An older gentleman had a team of three Belgiums pulling an Oliver two bottom plow converted to one bottom with steel wheels and a horse hitch added to it. I asked him if it was a Raydex bottom or Super Raydex bottom? He looked at it and said "I have no idea, do you?" Everyone gathered around as I looked at the moldboard and said "I think it is the older Raydex bottom because it doesn't have more twist in the moldboard like the Super Raydex does."
I think dad got a Super Raydex plow around 1957. You pulled it about one MPH faster and it threw and broke up the soil a little more. Sometimes you could plant right into the plowed ground but we usually disked it once with a spike toothed harrow behind. If it rained, you had to disk it again to break it back up.

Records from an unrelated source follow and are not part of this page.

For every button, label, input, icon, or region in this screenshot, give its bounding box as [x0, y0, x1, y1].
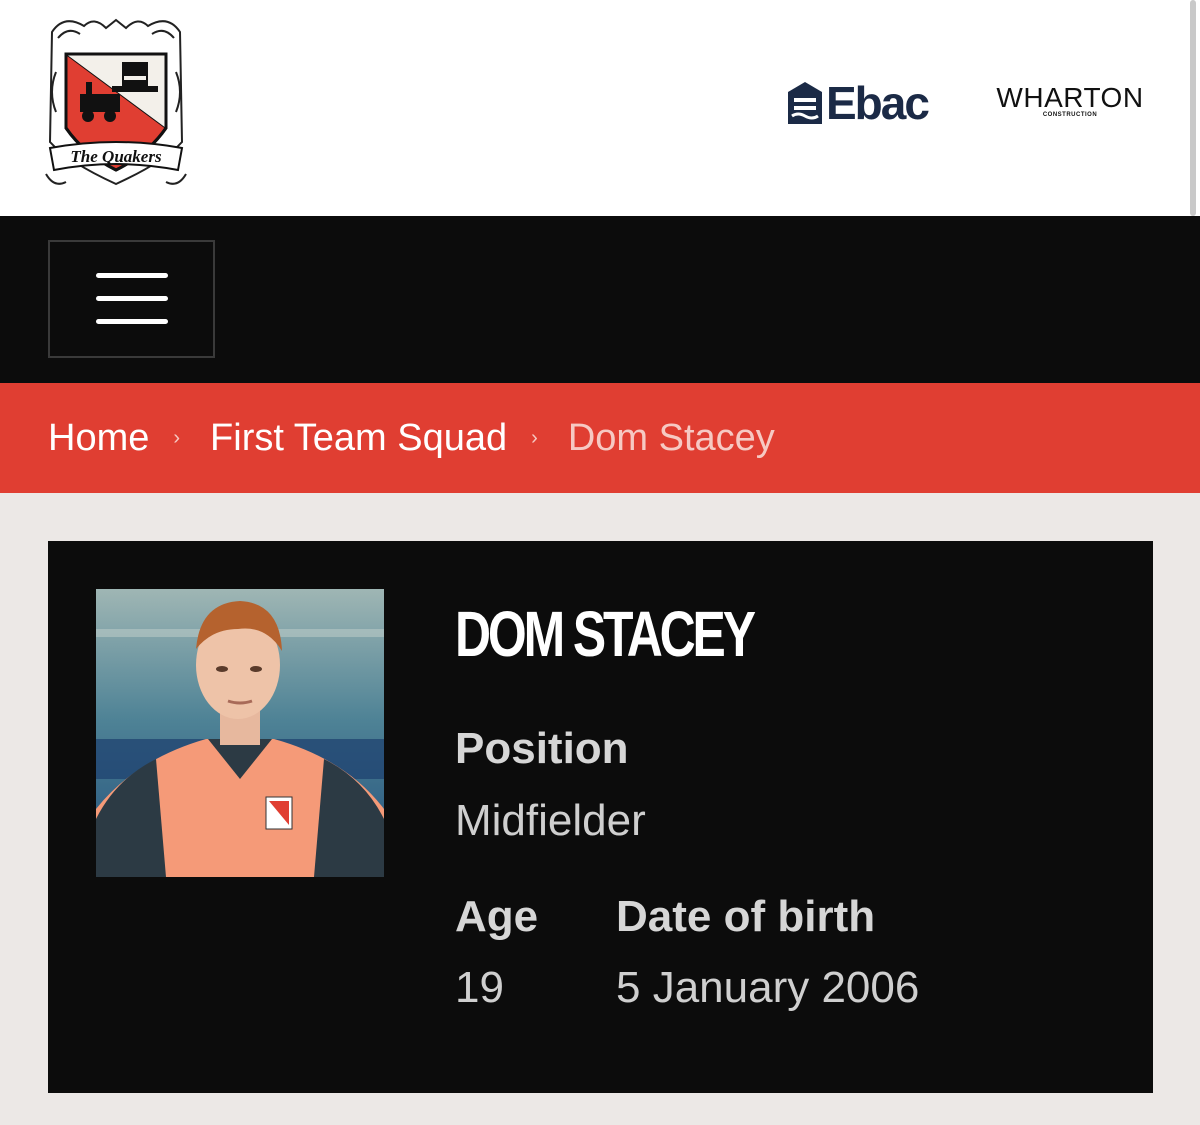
main-nav-bar [0, 216, 1200, 383]
crest-ribbon-text: The Quakers [70, 147, 162, 166]
date-of-birth-value: 5 January 2006 [616, 963, 920, 1012]
player-photo [96, 589, 384, 877]
position-label: Position [455, 724, 629, 773]
sponsor-ebac-wordmark: Ebac [826, 77, 930, 129]
breadcrumb: Home › First Team Squad › Dom Stacey [0, 383, 1200, 493]
sponsor-wharton-wordmark: WHARTON [996, 82, 1144, 113]
hamburger-menu-button[interactable] [48, 240, 215, 358]
breadcrumb-home[interactable]: Home [48, 417, 149, 460]
breadcrumb-separator-icon: › [531, 426, 538, 449]
breadcrumb-separator-icon: › [173, 426, 181, 449]
player-profile-page: The Quakers Ebac WHARTON CONSTRUCTION Ho… [0, 0, 1200, 1125]
position-value: Midfielder [455, 796, 646, 845]
player-name: DOM STACEY [455, 598, 756, 670]
sponsor-logo-wharton[interactable]: WHARTON CONSTRUCTION [990, 82, 1150, 119]
ebac-building-icon [788, 82, 822, 124]
sponsor-logo-ebac[interactable]: Ebac [786, 77, 930, 129]
age-value: 19 [455, 963, 504, 1012]
player-card: DOM STACEY Position Midfielder Age 19 Da… [48, 541, 1153, 1093]
date-of-birth-label: Date of birth [616, 892, 876, 941]
age-label: Age [455, 892, 539, 941]
page-scrollbar[interactable] [1186, 0, 1200, 1125]
scrollbar-thumb[interactable] [1190, 0, 1196, 216]
breadcrumb-first-team-squad[interactable]: First Team Squad [210, 417, 507, 460]
site-header: The Quakers Ebac WHARTON CONSTRUCTION [0, 0, 1200, 216]
club-crest-logo[interactable]: The Quakers [44, 12, 188, 194]
breadcrumb-current-page: Dom Stacey [567, 416, 775, 459]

They also had a field for steam engine plowing and farm tractor plowing. Plowing is almost a lost art now and people like to see how it used to be done to produce our crops.
I found Corbin's Cub Farmall beside the tractor pull. There were a ton of Cub's on the grounds but I liked the classic Oliver and Farmalls best. There was a like new 1555 gas sitting beside a 1550 gas. There were other Olivers in the pack but in the middle was a new looking 1586 backed up to new looking 1486. The new red and green paint looked good together.
The crops look good around here after the rains. There was water in the ditches on Hamer Road on the way to Georgetown. At least farmers will have a decent soybean crop around here, I believe.